Barman to zawód, który, odkąd pamiętam, budził wiele kontrowersji. Zmora rodziców, którzy wymarzyli sobie, by ich pociechy były prawnikami, lekarzami czy bankierami. Podziw znajomych, którzy zazdrościli ciągłej możliwości korzystania z życia w prawdopodobnie najbardziej hedonistyczny sposób. Ile osób, tyle opinii. A jak jest naprawdę?
Jakie zalety, ale i niebezpieczeństwa czyhają na osoby, które zastanawiają się nad wejściem na tę ścieżką zawodową? O tym w jak najszerszy sposób postaram się opowiedzieć. Kto choć przez chwilę, obserwując profesjonalnego barmana w trakcie serwisu, nie zastanawiał się, jak przyjemna, ale i prestiżowa jest to praca? Dzięki połączeniu świetnej techniki operowania sprzętem barmańskim, dobrej komunikacji z gośćmi i znakomitej prezencji barman może wprowadzić nas w świat niemalże bajkowy. Czy jednak ta praca to sielanka?
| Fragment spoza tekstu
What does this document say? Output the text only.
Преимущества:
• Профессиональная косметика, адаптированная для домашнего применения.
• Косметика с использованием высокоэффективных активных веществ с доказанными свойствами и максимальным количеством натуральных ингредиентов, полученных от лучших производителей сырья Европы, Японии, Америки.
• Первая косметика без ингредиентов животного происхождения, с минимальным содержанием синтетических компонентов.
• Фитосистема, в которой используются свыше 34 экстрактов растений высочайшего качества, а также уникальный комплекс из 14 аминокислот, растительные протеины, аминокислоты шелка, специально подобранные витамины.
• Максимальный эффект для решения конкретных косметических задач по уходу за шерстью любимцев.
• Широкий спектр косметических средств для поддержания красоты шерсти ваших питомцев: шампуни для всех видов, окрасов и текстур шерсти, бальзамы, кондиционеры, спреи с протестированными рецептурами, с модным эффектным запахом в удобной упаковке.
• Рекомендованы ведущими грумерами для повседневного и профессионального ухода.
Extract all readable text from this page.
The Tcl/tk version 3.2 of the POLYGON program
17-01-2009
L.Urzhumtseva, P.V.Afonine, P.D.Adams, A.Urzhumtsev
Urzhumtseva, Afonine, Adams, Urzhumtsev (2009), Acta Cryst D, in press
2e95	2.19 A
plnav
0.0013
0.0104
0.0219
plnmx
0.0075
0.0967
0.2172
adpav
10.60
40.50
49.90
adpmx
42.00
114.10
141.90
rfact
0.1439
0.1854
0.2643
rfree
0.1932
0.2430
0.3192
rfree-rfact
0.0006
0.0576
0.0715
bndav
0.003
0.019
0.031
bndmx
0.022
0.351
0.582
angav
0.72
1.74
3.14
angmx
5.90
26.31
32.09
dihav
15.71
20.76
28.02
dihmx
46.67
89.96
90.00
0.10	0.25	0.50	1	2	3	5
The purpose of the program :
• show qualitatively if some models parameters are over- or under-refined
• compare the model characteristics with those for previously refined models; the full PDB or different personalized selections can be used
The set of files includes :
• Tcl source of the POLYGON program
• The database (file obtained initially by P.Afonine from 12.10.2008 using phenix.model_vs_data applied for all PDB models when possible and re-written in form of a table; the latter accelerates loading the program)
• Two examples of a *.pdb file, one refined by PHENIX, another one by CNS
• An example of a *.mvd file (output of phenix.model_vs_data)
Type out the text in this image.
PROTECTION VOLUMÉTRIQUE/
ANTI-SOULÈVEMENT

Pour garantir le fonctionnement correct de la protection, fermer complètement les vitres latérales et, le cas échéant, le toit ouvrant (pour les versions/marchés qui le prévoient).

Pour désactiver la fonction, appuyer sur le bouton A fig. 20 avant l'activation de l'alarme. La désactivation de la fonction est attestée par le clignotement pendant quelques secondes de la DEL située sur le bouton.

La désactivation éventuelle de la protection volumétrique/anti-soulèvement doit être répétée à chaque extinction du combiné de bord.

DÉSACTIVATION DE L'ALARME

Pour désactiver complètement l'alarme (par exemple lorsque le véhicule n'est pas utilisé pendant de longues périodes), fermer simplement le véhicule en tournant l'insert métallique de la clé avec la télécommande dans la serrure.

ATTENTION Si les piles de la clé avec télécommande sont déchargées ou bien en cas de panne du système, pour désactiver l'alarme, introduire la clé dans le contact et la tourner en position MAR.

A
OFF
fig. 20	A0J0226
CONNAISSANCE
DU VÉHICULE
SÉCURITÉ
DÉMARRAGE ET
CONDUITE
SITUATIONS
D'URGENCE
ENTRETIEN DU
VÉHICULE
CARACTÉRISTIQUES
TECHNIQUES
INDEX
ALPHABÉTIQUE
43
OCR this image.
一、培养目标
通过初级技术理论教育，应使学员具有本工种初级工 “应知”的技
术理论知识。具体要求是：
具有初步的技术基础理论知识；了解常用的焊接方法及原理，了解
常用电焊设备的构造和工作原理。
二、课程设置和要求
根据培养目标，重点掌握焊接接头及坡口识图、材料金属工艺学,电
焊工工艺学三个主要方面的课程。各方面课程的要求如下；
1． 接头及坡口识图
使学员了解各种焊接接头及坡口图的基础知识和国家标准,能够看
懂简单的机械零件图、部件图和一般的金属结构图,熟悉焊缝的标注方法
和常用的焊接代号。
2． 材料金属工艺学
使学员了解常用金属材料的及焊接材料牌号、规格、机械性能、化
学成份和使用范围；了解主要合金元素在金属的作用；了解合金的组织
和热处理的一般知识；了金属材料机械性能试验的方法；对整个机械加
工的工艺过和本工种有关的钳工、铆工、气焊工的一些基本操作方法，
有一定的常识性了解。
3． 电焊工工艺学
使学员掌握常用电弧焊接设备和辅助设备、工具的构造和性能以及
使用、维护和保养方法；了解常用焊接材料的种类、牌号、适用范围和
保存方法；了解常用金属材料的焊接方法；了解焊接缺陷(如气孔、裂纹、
Czy aby wszystko, co możemy każdego wieczoru ujrzeć w obleganych barach, przychodzi z taką łatwością? Czy może to efekt ciężkiej pracy, wyrzeczeń i setek godzin poświęconych na szlifowanie swojego kunsztu?
Nie pamięta barman, jak barbackiem był
U podstaw ścieżki kariery barmana znajdziemy stanowisko pomocnika barmana, z języka angielskiego nazywane barbackiem. Stanowisko to, pomimo że zazwyczaj wynagradzane jest najniższą stawką godzinową, w oczach profesjonalistów z branży cieszy się ogromnym szacunkiem. W kuluarach nawet mawia się, że łatwiej znaleźć dobrego barmana niż barbacka, a wartość osoby świetnie radzącej sobie na tej pozycji ceni się na wagę złota. Z założenia opis pracy pomocnika barmana można byłoby uprościć do osoby dbającej o ogólną czystość i uzupełniającej braki na barze przed, po i w trakcie zmiany....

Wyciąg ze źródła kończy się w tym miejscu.